修善寺温泉菊屋。漱石が喀血して3ヶ月床に伏した温泉宿である。内部の構造が少々複雑で迷路のようなのだが、小さな中庭がいくつもあって、廊下を歩いているだけで楽しい。廊下の辻々に生けられた花にはいさぎのよいバランスがあって見事だった。部屋のこたつに入って窓から見える日本瓦の緩やかな傾斜はとても落ち着いていた。
浴場に向かう廊下に漱石大喀血の経過がパネル展示されていた。「木曜会」の弟子を中心に知人友人たちが次々と訪れる様子が書かれていた。
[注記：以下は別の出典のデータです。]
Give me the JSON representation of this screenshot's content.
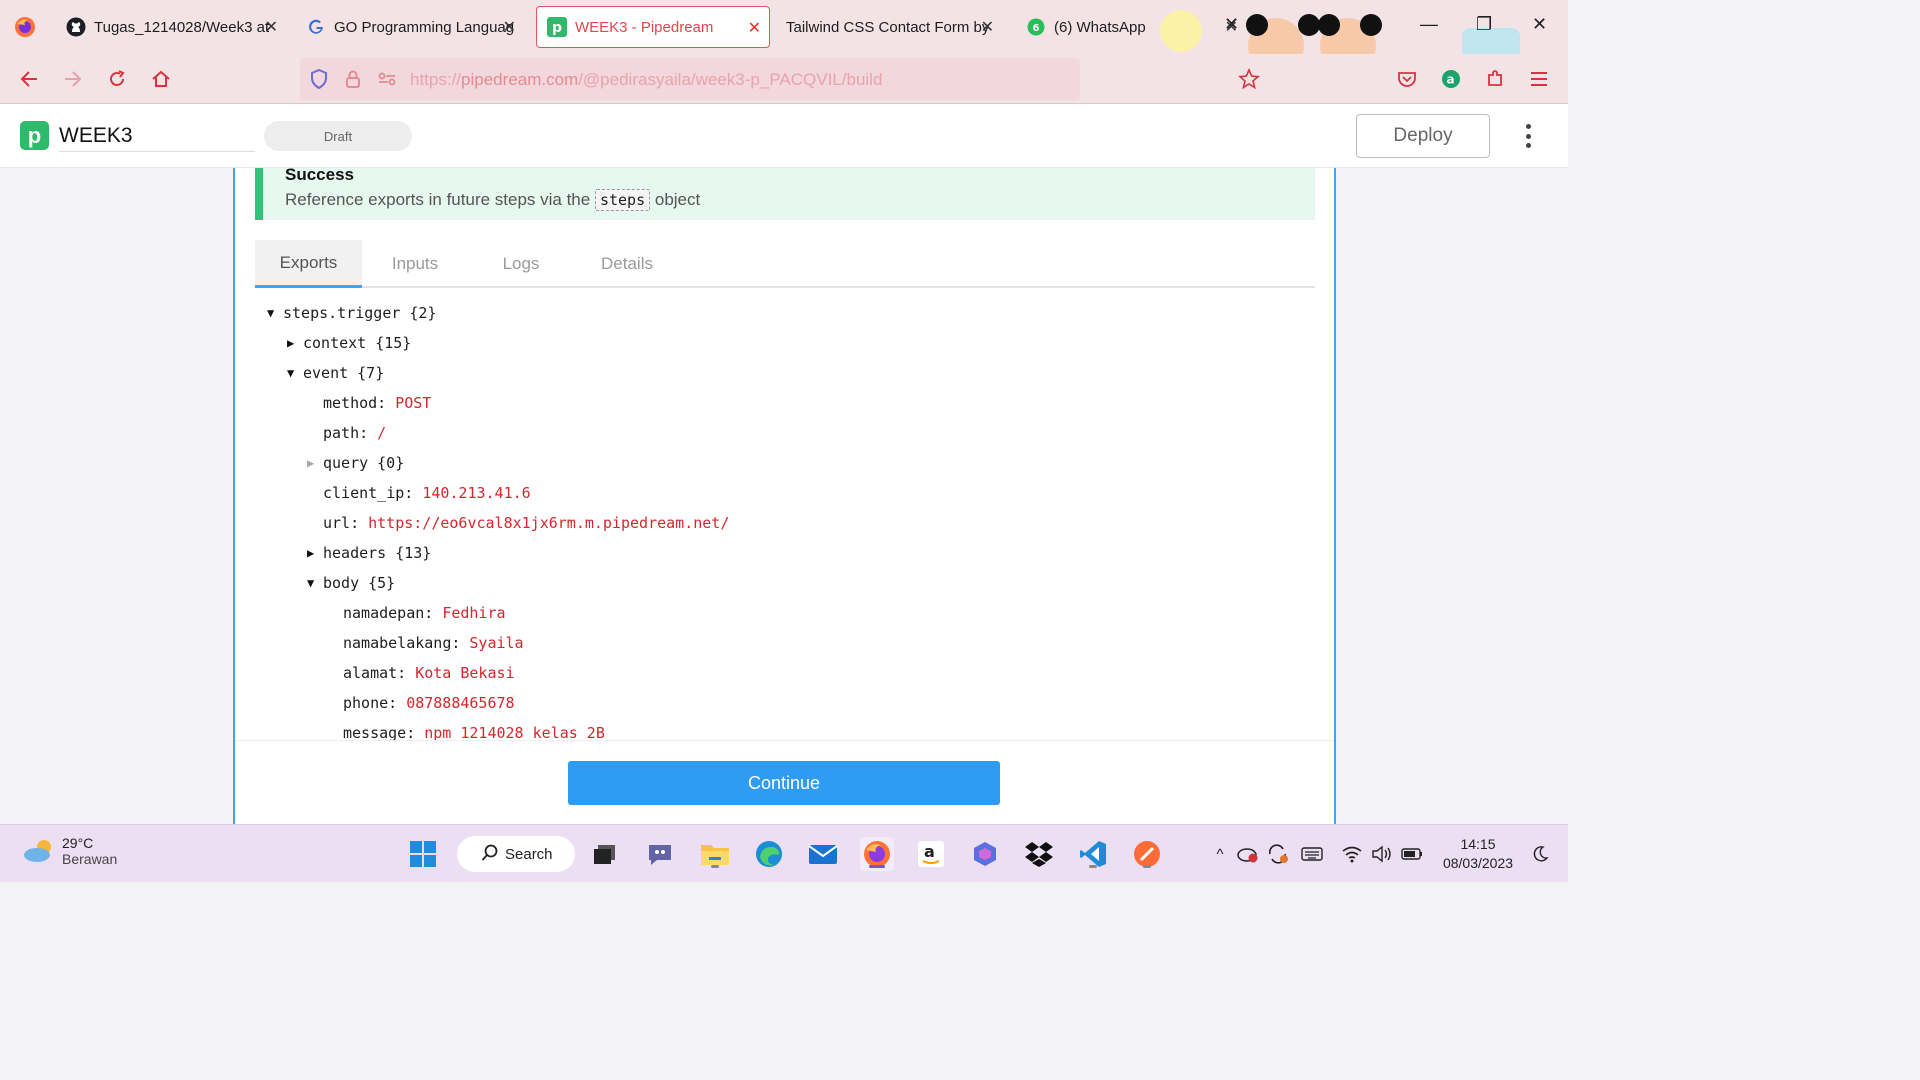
{
  "browser": {
    "tabs": [
      {
        "title": "Tugas_1214028/Week3 at",
        "icon": "github-icon"
      },
      {
        "title": "GO Programming Languag",
        "icon": "google-docs-icon"
      },
      {
        "title": "WEEK3 - Pipedream",
        "icon": "pipedream-icon",
        "active": true
      },
      {
        "title": "Tailwind CSS Contact Form by",
        "icon": "none"
      },
      {
        "title": "(6) WhatsApp",
        "icon": "whatsapp-icon",
        "badge": "6"
      }
    ],
    "url_prefix": "https://",
    "url_host": "pipedream.com",
    "url_path": "/@pedirasyaila/week3-p_PACQVIL/build"
  },
  "app": {
    "logo_letter": "p",
    "workflow_name": "WEEK3",
    "status": "Draft",
    "deploy_label": "Deploy"
  },
  "success": {
    "title": "Success",
    "desc_before": "Reference exports in future steps via the",
    "code": "steps",
    "desc_after": "object"
  },
  "panel_tabs": [
    "Exports",
    "Inputs",
    "Logs",
    "Details"
  ],
  "tree": {
    "root_key": "steps.trigger",
    "root_count": "{2}",
    "context_key": "context",
    "context_count": "{15}",
    "event_key": "event",
    "event_count": "{7}",
    "method_key": "method:",
    "method_val": "POST",
    "path_key": "path:",
    "path_val": "/",
    "query_key": "query",
    "query_count": "{0}",
    "client_ip_key": "client_ip:",
    "client_ip_val": "140.213.41.6",
    "url_key": "url:",
    "url_val": "https://eo6vcal8x1jx6rm.m.pipedream.net/",
    "headers_key": "headers",
    "headers_count": "{13}",
    "body_key": "body",
    "body_count": "{5}",
    "namadepan_key": "namadepan:",
    "namadepan_val": "Fedhira",
    "namabelakang_key": "namabelakang:",
    "namabelakang_val": "Syaila",
    "alamat_key": "alamat:",
    "alamat_val": "Kota Bekasi",
    "phone_key": "phone:",
    "phone_val": "087888465678",
    "message_key": "message:",
    "message_val": "npm 1214028 kelas 2B"
  },
  "continue_label": "Continue",
  "taskbar": {
    "weather_temp": "29°C",
    "weather_cond": "Berawan",
    "search_label": "Search",
    "time": "14:15",
    "date": "08/03/2023"
  },
  "colors": {
    "accent": "#3ea2f5",
    "pipedream_green": "#2fb96a",
    "success_bg": "#e6f8ef",
    "value_red": "#d6262b",
    "browser_chrome": "#f4e3e6"
  }
}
小説自体は私もいろいろ夢中で読んだが、漱石自身の存在が若い人をこんなにひきつけたのはなんでだったのかなあ、としばし思い巡らす。どんな魅力だったのか。少々たれ気味の柔らかい目をした漱石の写真を見ているうちに、とても優しい人だったのかもしれないなあ、と思う。
千円札からは漱石が消え、野口英世になった。野口英世の写真を見ると、その目は人を射るような目、というか、凝視というか、あるいは「目を剥く」というような雰囲気で、ある種必死の相をしている。千円札から漱石が消えたのは、どうも私には寂しくて仕方がない。